I had glowing reviews Saturday from three bright adults, 30 to 50 somethings, whose imagination was unfettered by any real awareness of physics.

Account Deleted

C,mon folks - it's Hollywood. When has Hollywood cared much about what really goes on? Cowboys and indians, gun fights, fist fights, car chases - it's all fantasy and eye candy, pure and simple. All sorts of historic figures done up as gods. I can remember going to see 'Jason And The Argonauts' with my father at the Tower. All the way home he just couldn't help being a civil engineer and explained to me all of the baloney. He was correct, of course - as is George. But if the movies were really all like real life, I'm afraid the box office receipts would suffer pretty badly. It just has to have enough of the real and familiar to pull us in for the ride. From there it's all just fun. I really liked 'Life Of Pi' even though it was clearly nonsense from the get go. It just had such great visuals and an audacious story line.


Scott, "2001" comes to mind but it helps that it was adapted from a book written by the physicist who, among other things, first proposed the geosynchronous orbit that is apparently so featured in Gravity.

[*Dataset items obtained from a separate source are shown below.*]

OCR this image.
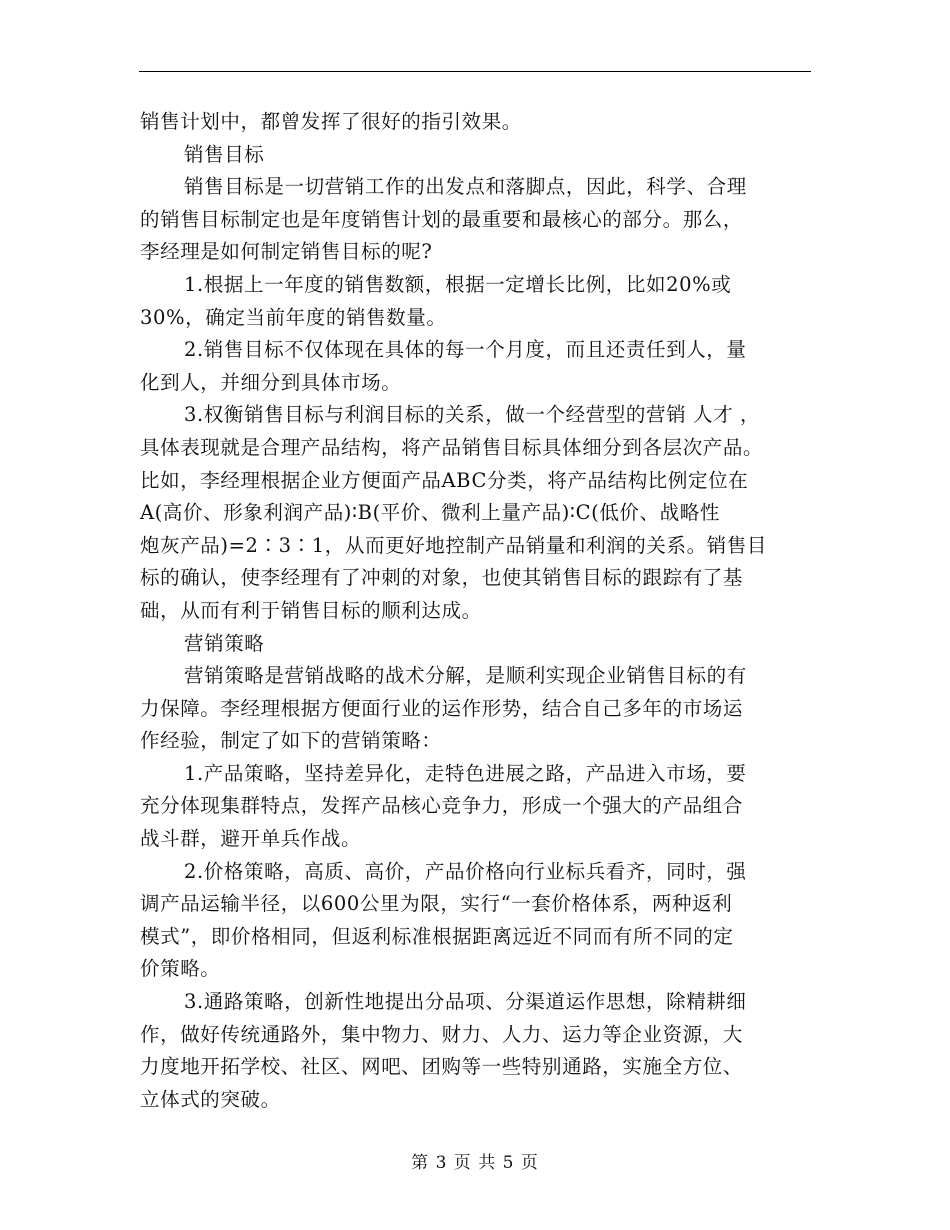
销售计划中，都曾发挥了很好的指引效果。
销售目标
销售目标是一切营销工作的出发点和落脚点，因此，科学、合理
的销售目标制定也是年度销售计划的最重要和最核心的部分。那么，
李经理是如何制定销售目标的呢?
1.根据上一年度的销售数额，根据一定增长比例，比如20%或
30%，确定当前年度的销售数量。
2.销售目标不仅体现在具体的每一个月度，而且还责任到人，量
化到人，并细分到具体市场。
3.权衡销售目标与利润目标的关系，做一个经营型的营销 人才 ，
具体表现就是合理产品结构，将产品销售目标具体细分到各层次产品。
比如，李经理根据企业方便面产品ABC分类，将产品结构比例定位在
A(高价、形象利润产品)∶B(平价、微利上量产品)∶C(低价、战略性
炮灰产品)=2∶3∶1，从而更好地控制产品销量和利润的关系。销售目
标的确认，使李经理有了冲刺的对象，也使其销售目标的跟踪有了基
础，从而有利于销售目标的顺利达成。
营销策略
营销策略是营销战略的战术分解，是顺利实现企业销售目标的有
力保障。李经理根据方便面行业的运作形势，结合自己多年的市场运
作经验，制定了如下的营销策略：
1.产品策略，坚持差异化，走特色进展之路，产品进入市场，要
充分体现集群特点，发挥产品核心竞争力，形成一个强大的产品组合
战斗群，避开单兵作战。
2.价格策略，高质、高价，产品价格向行业标兵看齐，同时，强
调产品运输半径，以600公里为限，实行“一套价格体系，两种返利
模式”，即价格相同，但返利标准根据距离远近不同而有所不同的定
价策略。
3.通路策略，创新性地提出分品项、分渠道运作思想，除精耕细
作，做好传统通路外，集中物力、财力、人力、运力等企业资源，大
力度地开拓学校、社区、网吧、团购等一些特别通路，实施全方位、
立体式的突破。
第 3 页 共 5 页
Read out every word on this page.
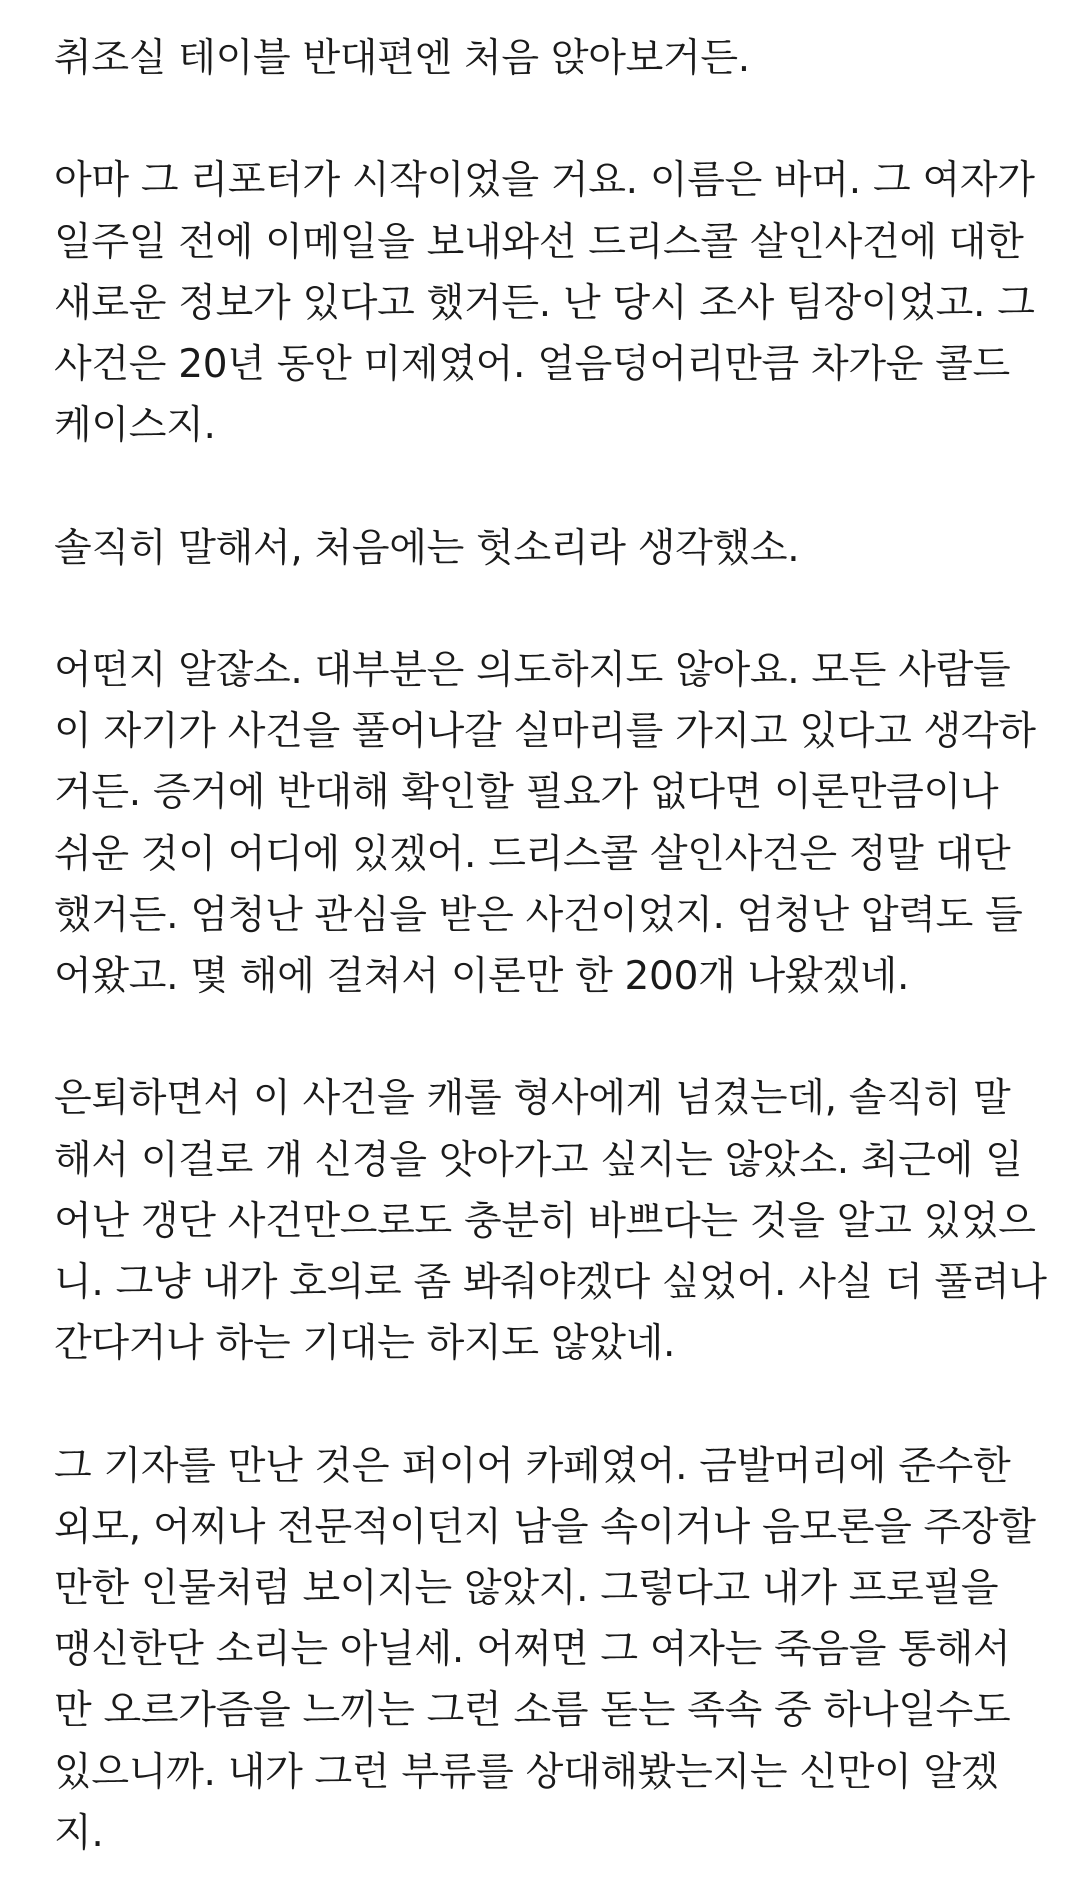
취조실 테이블 반대편엔 처음 앉아보거든.
아마 그 리포터가 시작이었을 거요. 이름은 바머. 그 여자가
일주일 전에 이메일을 보내와선 드리스콜 살인사건에 대한
새로운 정보가 있다고 했거든. 난 당시 조사 팀장이었고. 그
사건은 20년 동안 미제였어. 얼음덩어리만큼 차가운 콜드
케이스지.
솔직히 말해서, 처음에는 헛소리라 생각했소.
어떤지 알잖소. 대부분은 의도하지도 않아요. 모든 사람들
이 자기가 사건을 풀어나갈 실마리를 가지고 있다고 생각하
거든. 증거에 반대해 확인할 필요가 없다면 이론만큼이나
쉬운 것이 어디에 있겠어. 드리스콜 살인사건은 정말 대단
했거든. 엄청난 관심을 받은 사건이었지. 엄청난 압력도 들
어왔고. 몇 해에 걸쳐서 이론만 한 200개 나왔겠네.
은퇴하면서 이 사건을 캐롤 형사에게 넘겼는데, 솔직히 말
해서 이걸로 걔 신경을 앗아가고 싶지는 않았소. 최근에 일
어난 갱단 사건만으로도 충분히 바쁘다는 것을 알고 있었으
니. 그냥 내가 호의로 좀 봐줘야겠다 싶었어. 사실 더 풀려나
간다거나 하는 기대는 하지도 않았네.
그 기자를 만난 것은 퍼이어 카페였어. 금발머리에 준수한
외모, 어찌나 전문적이던지 남을 속이거나 음모론을 주장할
만한 인물처럼 보이지는 않았지. 그렇다고 내가 프로필을
맹신한단 소리는 아닐세. 어쩌면 그 여자는 죽음을 통해서
만 오르가즘을 느끼는 그런 소름 돋는 족속 중 하나일수도
있으니까. 내가 그런 부류를 상대해봤는지는 신만이 알겠
지.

George, regarding parents giving their children guidance as to science and logic in popular entertainment, my favorite Will Rogers' quote, 'You can't teach what you don't know any more than you can come back from where you ain't been' applies. Science in K-12 is weak, logic nearly non existent.

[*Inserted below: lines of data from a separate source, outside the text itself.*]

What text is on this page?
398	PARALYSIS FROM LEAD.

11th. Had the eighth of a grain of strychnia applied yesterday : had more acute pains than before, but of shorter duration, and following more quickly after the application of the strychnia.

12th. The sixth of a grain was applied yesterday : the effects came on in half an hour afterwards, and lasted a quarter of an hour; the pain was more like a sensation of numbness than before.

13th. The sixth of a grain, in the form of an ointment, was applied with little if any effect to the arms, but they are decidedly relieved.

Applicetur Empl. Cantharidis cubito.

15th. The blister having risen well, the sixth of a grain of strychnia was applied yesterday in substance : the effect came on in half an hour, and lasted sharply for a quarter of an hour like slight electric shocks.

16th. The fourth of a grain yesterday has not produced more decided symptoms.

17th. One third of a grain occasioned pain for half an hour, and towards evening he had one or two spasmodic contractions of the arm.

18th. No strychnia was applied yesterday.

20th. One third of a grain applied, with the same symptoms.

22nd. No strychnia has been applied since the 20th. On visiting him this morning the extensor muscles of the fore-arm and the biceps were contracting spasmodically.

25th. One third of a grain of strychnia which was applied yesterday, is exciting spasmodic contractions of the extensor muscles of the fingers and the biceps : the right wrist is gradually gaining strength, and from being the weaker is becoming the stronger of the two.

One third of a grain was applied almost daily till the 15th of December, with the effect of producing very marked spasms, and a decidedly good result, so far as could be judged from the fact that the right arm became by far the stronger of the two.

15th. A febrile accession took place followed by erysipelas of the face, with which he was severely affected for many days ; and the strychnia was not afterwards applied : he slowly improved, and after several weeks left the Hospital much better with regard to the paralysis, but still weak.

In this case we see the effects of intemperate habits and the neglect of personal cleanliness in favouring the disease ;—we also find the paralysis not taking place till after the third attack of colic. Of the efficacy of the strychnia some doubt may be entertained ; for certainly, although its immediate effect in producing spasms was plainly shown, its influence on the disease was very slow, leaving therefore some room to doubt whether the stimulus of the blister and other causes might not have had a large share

If I could wave a magic wand, the standard college prep high school sequence would include a two semester class on probability and logic, about half and half. Maybe integrate in Algebra II topics, or get rid of AP Statistics, or allow as a general math and liberal study topic. The formal logic class I took as an undergrad could be taken for philosophy credit and had no math prerequisites besides enough to get admitted into any one of the local colleges. The probability class was a wobbler upper division math/graduate math class at a CSU but much of it was no more difficult than an Algebra I/II lesson with an algebra much like that of formal logic.

George Rebane

Gregory 427pm - Agreed, Didn't mean that parents should attempt to teach what they didn't know. Yes, teaching probability and logic earllier would stop a lot of stupid notions being uncritically accepted later.


George, the only reason I took probability and logic was that I wanted to. A problem with the high school curriculum is that probability and logic are entirely missing in action, so we're left with the common knowledge of public school teachers, who also never took formal probability or logic courses.


Michael Anderson

Scott wrote: "All the way home he just couldn't help being a civil engineer and explained to me all of the baloney."

He did you a great favor. Same favor I hope to have done with my 12-yr.old.

George, he read your review and totally got it. But then we got into a weird conversation, much like what Scott cites above, regarding the marketability of the product. In about the middle of the conversation my son claimed that without the non-scientifically probable post-satellite-breakup, the movie would have come to a screeching halt. This is where we got into a discussion about screen-writing, fiction, plausibility, and a whole variety of sidebars and cul-de-sacs.

We ended up discussing the Surrealism Movement, juxtaposing Dali and Magritte. So, nice work George, and thanks for the catalyst.

George Rebane

Administrivia - During the 6pm news segment today 16oct13, KVMR is broadcasting Paul Emery's interview with Sheriff Mack who will be speaking this Friday in the GV Vets Hall.

Aaron Klein

You clearly must quit politics and science and become a full time film reviewer. Hilarious!

The comments to this entry are closed.